Journal de l'année Édition 1994 1994Éd. 1994

Angola

L'espoir suscité par la tenue d'élections démocratiques, en septembre 1992, qui devaient sceller la fin de 16 ans de guerre civile entre le mouvement rebelle UNITA (Union nationale pour l'indépendance totale de l'Angola) et le gouvernement du président José Eduardo Dos Santos aura été de courte durée. Après le refus de sa défaite au premier tour d'un scrutin considéré globalement comme libre et honnête par les observateurs internationaux, le leader de l'UNITA, Jonas Savimbi, reprend le maquis. Faute d'avoir obtenu le pouvoir par les urnes, le chef rebelle espère l'obtenir par la force. Un diktat inacceptable pour le parti dirigeant, le MPLA (Mouvement populaire pour la libération de l'Angola), qui estime avoir légalement remporté le scrutin. Après à peine 18 mois d'un cessez-le-feu, instauré après les accords de paix de Bicesse en 1991, l'Angola est de nouveau plongé dans une sanglante guerre civile.

Efforts de paix

La communauté internationale aura déployé des trésors de diplomatie pour ramener Jonas Savimbi à la table des négociations. Les belligérants se rencontrent sous l'égide de l'ONU à Addis-Abeba, en Éthiopie, au mois de février, puis à Abidjan en avril et mai. Mais les efforts de la représentante spéciale des Nations unies à Luanda, Margaret Antsee, et de son successeur, le Malien Alouine Blondin-Beye, tournent court. Inefficaces sont également les pressions des anciens alliés américains et sud-africains du mouvement rebelle, qui condamnent ouvertement la reprise des hostilités. La reconnaissance tardive, en mai, par Washington de son ennemi d'hier, le MPLA, autrefois soutenu par les Soviétiques et les Cubains, puis les menaces de sanctions brandies par l'ONU contre l'UNITA, en septembre, sont par ailleurs bien insuffisantes pour mettre un terme au conflit « le plus meurtrier du monde », selon les termes du secrétaire général des Nations unies, Boutros Boutros-Ghali. À noter cependant que le président angolais a réussi à asseoir son autorité internationale. Ainsi, le gouvernement français, et notamment François Léotard, qui jusqu'alors soutenait plutôt le clan Savimbi, a dû changer rapidement son fusil d'épaule lorsque le président Dos Santos a menacé de retirer à Elf, au profit de compagnies américaines, ses concessions pétrolières dans le pays.

MPLA : Au pouvoir depuis le départ des Portugais en novembre 1975, le Mouvement populaire pour l'indépendance de l'Angola a opéré, depuis 1991, un virage à 180 degrés.

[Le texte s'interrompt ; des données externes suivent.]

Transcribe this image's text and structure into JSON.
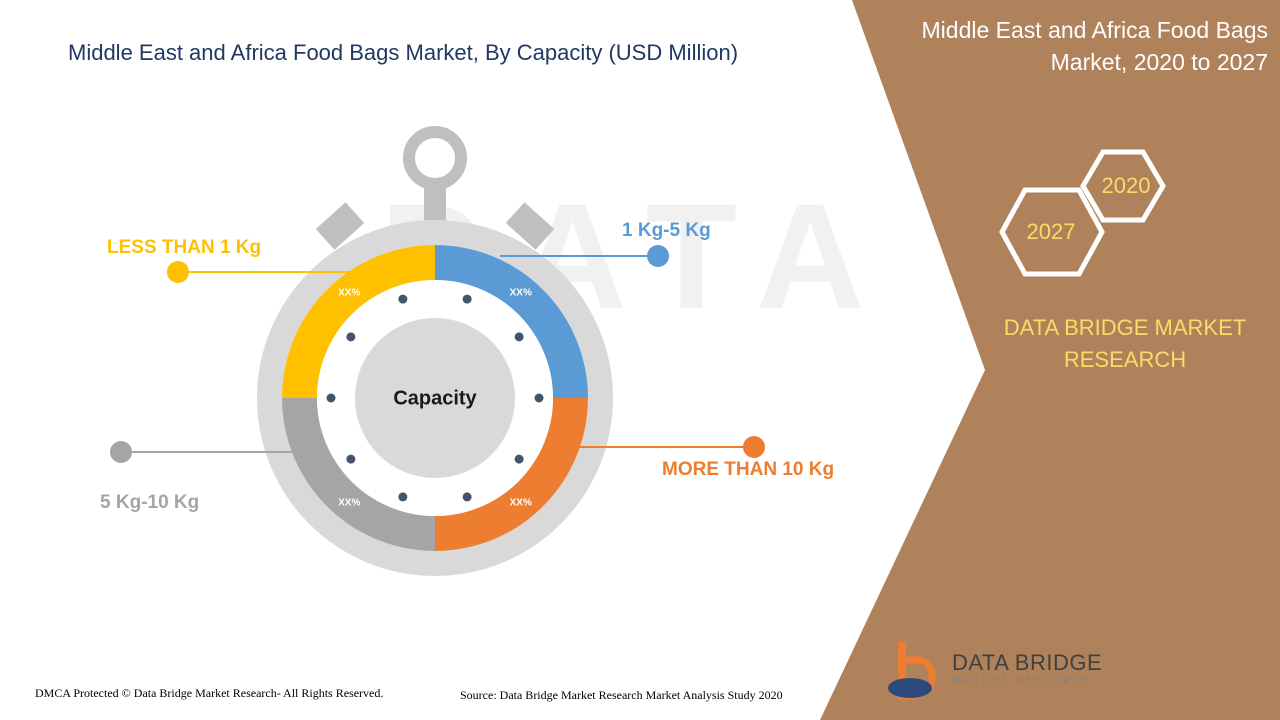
{
  "header": {
    "title": "Middle East and Africa Food Bags Market, By Capacity (USD Million)"
  },
  "side_panel": {
    "title_line1": "Middle East and Africa Food Bags",
    "title_line2": "Market, 2020 to 2027",
    "year_start": "2020",
    "year_end": "2027",
    "brand_line1": "DATA BRIDGE MARKET",
    "brand_line2": "RESEARCH",
    "panel_color": "#b0825c",
    "accent_color": "#ffd966"
  },
  "chart_data": {
    "type": "pie",
    "center_label": "Capacity",
    "categories": [
      "LESS THAN 1 Kg",
      "1 Kg-5 Kg",
      "MORE THAN 10 Kg",
      "5 Kg-10 Kg"
    ],
    "value_labels": [
      "XX%",
      "XX%",
      "XX%",
      "XX%"
    ],
    "colors": [
      "#ffc000",
      "#5b9bd5",
      "#ed7d31",
      "#a5a5a5"
    ],
    "label_colors": [
      "#ffc000",
      "#5b9bd5",
      "#ed7d31",
      "#a5a5a5"
    ]
  },
  "footer": {
    "copyright": "DMCA Protected © Data Bridge Market Research- All Rights Reserved.",
    "source": "Source: Data Bridge Market Research Market Analysis Study 2020"
  },
  "logo": {
    "name": "DATA BRIDGE",
    "tagline": "MARKET RESEARCH"
  }
}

Jusqu'alors soutenu militairement par l'ancienne Union soviétique et par Cuba, affichant un marxisme bon teint, son leader, le président José Eduardo Dos Santos était, il y a encore deux ans, l'ennemi no 1 des États-Unis, qui voulaient éviter l'extension de l'influence communiste dans la région. Avec la fin de la guerre froide et lors de l'écroulement du bloc communiste, le chef de l'État angolais s'est plié à une incroyable reconversion pour accepter l'abandon de l'idéologie collectiviste et l'ouverture à l'économie de marché.

UNITA : L'Union nationale pour l'indépendance totale de l'Angola est difficilement dissociable de son chef, Jonas Savimbi. Lors de l'indépendance du pays, celui-ci rejette la suprématie du MPLA et s'engage dans une guérilla sans merci contre le pouvoir de Luanda avec le soutien armé de l'Afrique du Sud, des États-Unis, du Zaïre, de la Côte d'Ivoire et du Maroc. Sa position d'allié de l'Occident, dont il espère profiter pour prendre le pouvoir, ne survit pas à la fin de la guerre froide.

Un massacre

En quelques mois, des dizaines de milliers de personnes ont trouvé la mort des suites directes ou indirectes des combats. En tout, 3 millions d'Angolais sur une population de 9 millions subissent les conséquences de la guerre civile. Un chiffre qui pourrait être bien supérieur sans l'aide d'urgence des organisations internationales et non gouvernementales.

La reconnaissance, début octobre, du résultat des élections de septembre par le leader rebelle et les efforts du représentant des Nations unies, favorable à une médiation africaine, laissent croire que l'espoir est encore permis. À moins que cette nouvelle éclaircie ne soit à nouveau ternie par l'entêtement du chef de l'UNITA.